Did you do anything with your earlier books?
I tried to get an agent but didn’t get anywhere. By the time I got to this one, I knew the drill of waiting. I was quite realistic. I didn’t expect it to happen. I sent The Flatshare out to five or six agents and Tanera (Tanera Simons – Darley Anderson Agency) was the only one who asked for more than the first three chapters.
Did you send it out to different agents at the same time?
Over a couple of months. When Tanera didn’t get back to me, I thought, ‘Well that’s that.’ The website says to contact them if you don’t hear back within eight weeks. So I emailed and she replied ‘I totally missed this! Don’t go anywhere! I’ve just picked it up and I’m really enjoying it.’ It was honestly the most exciting thing and I didn’t want to hope. After we met, she said she’d like to represent me. It was such a dream!

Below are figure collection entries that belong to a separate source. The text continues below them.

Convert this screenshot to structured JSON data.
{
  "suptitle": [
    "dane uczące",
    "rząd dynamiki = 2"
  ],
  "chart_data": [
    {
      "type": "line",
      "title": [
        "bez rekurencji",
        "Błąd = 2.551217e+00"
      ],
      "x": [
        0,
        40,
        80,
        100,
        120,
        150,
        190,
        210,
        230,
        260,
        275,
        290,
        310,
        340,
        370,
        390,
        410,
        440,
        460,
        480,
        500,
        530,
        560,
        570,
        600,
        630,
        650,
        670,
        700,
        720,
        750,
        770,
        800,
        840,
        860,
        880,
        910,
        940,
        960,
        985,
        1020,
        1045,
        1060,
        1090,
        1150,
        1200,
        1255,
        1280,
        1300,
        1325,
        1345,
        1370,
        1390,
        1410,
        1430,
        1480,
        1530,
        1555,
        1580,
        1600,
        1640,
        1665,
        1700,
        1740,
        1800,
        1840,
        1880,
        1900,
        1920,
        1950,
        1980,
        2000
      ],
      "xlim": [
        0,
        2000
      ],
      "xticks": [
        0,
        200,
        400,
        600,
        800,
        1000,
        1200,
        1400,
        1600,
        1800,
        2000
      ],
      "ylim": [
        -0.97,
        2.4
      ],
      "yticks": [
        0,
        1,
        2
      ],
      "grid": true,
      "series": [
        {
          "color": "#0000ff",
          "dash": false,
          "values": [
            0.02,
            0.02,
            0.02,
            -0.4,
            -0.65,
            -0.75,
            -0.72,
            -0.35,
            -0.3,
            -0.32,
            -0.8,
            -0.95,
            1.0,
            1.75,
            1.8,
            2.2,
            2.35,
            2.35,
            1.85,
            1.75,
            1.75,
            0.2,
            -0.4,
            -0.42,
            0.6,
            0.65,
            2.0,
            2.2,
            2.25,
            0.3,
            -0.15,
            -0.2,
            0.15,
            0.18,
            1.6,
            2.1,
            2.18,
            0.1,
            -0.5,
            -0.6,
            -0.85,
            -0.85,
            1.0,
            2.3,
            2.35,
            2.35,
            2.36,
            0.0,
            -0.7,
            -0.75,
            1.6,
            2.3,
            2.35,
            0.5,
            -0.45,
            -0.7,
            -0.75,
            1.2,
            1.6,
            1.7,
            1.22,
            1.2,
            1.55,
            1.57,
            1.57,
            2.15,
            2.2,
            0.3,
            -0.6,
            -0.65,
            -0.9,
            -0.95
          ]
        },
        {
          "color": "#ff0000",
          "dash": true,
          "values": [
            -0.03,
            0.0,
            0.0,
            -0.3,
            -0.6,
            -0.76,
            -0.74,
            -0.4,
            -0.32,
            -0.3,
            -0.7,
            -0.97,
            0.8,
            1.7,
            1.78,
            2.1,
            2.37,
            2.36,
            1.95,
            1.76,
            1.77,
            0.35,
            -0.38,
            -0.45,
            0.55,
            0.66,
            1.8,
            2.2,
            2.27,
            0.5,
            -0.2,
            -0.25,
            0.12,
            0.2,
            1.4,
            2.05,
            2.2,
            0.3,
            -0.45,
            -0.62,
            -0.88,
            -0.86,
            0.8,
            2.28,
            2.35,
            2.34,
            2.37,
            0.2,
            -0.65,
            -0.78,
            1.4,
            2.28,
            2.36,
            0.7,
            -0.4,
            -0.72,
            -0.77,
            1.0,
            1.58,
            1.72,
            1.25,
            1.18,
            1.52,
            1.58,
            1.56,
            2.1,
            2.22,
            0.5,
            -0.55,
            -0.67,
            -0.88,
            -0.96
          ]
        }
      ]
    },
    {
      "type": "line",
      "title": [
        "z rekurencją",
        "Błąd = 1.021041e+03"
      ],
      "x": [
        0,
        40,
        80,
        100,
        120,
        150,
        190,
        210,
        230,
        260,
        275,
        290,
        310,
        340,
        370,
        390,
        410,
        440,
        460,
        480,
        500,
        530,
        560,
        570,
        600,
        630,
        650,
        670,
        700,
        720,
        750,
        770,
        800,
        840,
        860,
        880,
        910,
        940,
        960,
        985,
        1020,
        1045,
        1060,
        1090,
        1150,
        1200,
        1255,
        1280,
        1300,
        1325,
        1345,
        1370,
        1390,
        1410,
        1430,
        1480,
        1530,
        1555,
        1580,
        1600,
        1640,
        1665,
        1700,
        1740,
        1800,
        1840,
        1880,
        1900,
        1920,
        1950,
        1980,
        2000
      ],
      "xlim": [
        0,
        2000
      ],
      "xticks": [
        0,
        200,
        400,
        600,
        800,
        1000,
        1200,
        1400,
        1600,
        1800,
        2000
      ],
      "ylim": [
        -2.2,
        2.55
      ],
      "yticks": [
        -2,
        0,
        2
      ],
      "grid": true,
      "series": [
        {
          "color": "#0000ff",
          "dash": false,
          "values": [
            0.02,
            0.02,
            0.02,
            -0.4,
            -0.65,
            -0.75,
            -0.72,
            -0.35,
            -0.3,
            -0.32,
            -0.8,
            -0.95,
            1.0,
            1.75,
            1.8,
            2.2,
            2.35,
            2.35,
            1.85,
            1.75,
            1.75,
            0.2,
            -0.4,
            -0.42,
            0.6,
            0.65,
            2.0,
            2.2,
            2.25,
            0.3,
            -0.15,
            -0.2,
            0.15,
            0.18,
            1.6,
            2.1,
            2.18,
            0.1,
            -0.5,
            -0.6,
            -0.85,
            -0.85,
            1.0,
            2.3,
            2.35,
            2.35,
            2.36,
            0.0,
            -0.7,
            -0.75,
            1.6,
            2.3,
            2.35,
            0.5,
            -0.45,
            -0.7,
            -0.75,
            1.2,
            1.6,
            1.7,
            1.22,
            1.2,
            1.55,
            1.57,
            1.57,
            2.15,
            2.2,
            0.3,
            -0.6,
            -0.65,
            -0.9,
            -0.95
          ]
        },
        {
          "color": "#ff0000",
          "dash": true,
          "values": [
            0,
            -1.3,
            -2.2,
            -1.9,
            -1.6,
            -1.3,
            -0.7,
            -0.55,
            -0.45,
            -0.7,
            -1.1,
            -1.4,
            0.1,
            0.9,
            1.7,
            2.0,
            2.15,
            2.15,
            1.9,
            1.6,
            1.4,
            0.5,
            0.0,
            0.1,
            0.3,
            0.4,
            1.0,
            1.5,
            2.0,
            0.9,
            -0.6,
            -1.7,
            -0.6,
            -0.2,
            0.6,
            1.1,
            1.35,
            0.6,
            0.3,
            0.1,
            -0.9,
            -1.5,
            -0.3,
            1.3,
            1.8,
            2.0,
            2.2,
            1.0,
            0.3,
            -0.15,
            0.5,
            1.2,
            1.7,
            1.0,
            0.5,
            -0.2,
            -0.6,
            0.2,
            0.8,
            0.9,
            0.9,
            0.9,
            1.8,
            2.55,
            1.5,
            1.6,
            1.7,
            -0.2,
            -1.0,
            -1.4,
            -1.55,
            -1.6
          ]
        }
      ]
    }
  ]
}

Did you have to make many changes to the original manuscript?
I think the biggest change was that the characters met too early. I had to move that meeting point later. I found that quite challenging. But the process of working with professional editors was amazing.
Having been an editor yourself, did that give you some insight?
It’s very different from anything I’d worked on. I definitely feel that a book is made better by editors. Even if at first you don’t like the feedback, give it a couple of days, usually it’s right.
The story is about two people who live in the same flat but don’t meet. How did you come up with that?
When Sam and I first moved in together, I was doing the commute and he was working nightshifts. He would go to work just as I was coming back. A friend suggested a person could rent out their room when they’re not there and I thought that would be a really good concept for a novel. I think there is a romance in the little things you can do for somebody when they’re not there.
How did you come up with the title?
Ah the title! It was always The Flatshare from the first time I saved the document. I tried different titles with my writers’ group and my agent. It was briefly called ‘The First Rule of Flatsharing’, but people still referred to it as ‘the flatshare book’!
How long did it take you to write?
I wrote it in about six months and then spent that time again editing it. I do write quite fast. My first draft is always slightly frantic – like it’s rolling away from me and I’ve got to keep up.
You don’t plan in a formal way?
I have some idea. There were things that I knew I wanted to happen. The subplot’s changed a lot from what I originally envisaged. I had in my head roughly where I intended it to go. I’m probably quite character-driven.
It’s alternate chapters isn’t it?
Yes, although dual-perspective comes with problems that I didn’t anticipate. I’d really overwritten one character – she’s very chatty. The guy is a man of few words and his chapters were always tighter.
Who was the inspiration for your characters?
There’s a lot of me in both of them. The characters came out of the concept really – I thought about what kinds of people would do this. They each had to have a reason to be open-minded about that sort of living arrangement.
You’ve had an overwhelmingly positive response to The Flatshare. Does that make it harder to write the next book?
It’s given me confidence in my abilities as a writer and that definitely helps going into the second one. But the pressure is such a different experience from writing the first one, when you’re just hoping someone will take it up.
The Flatshare by Beth O’Leary is due to be published by Quercus in April 2019.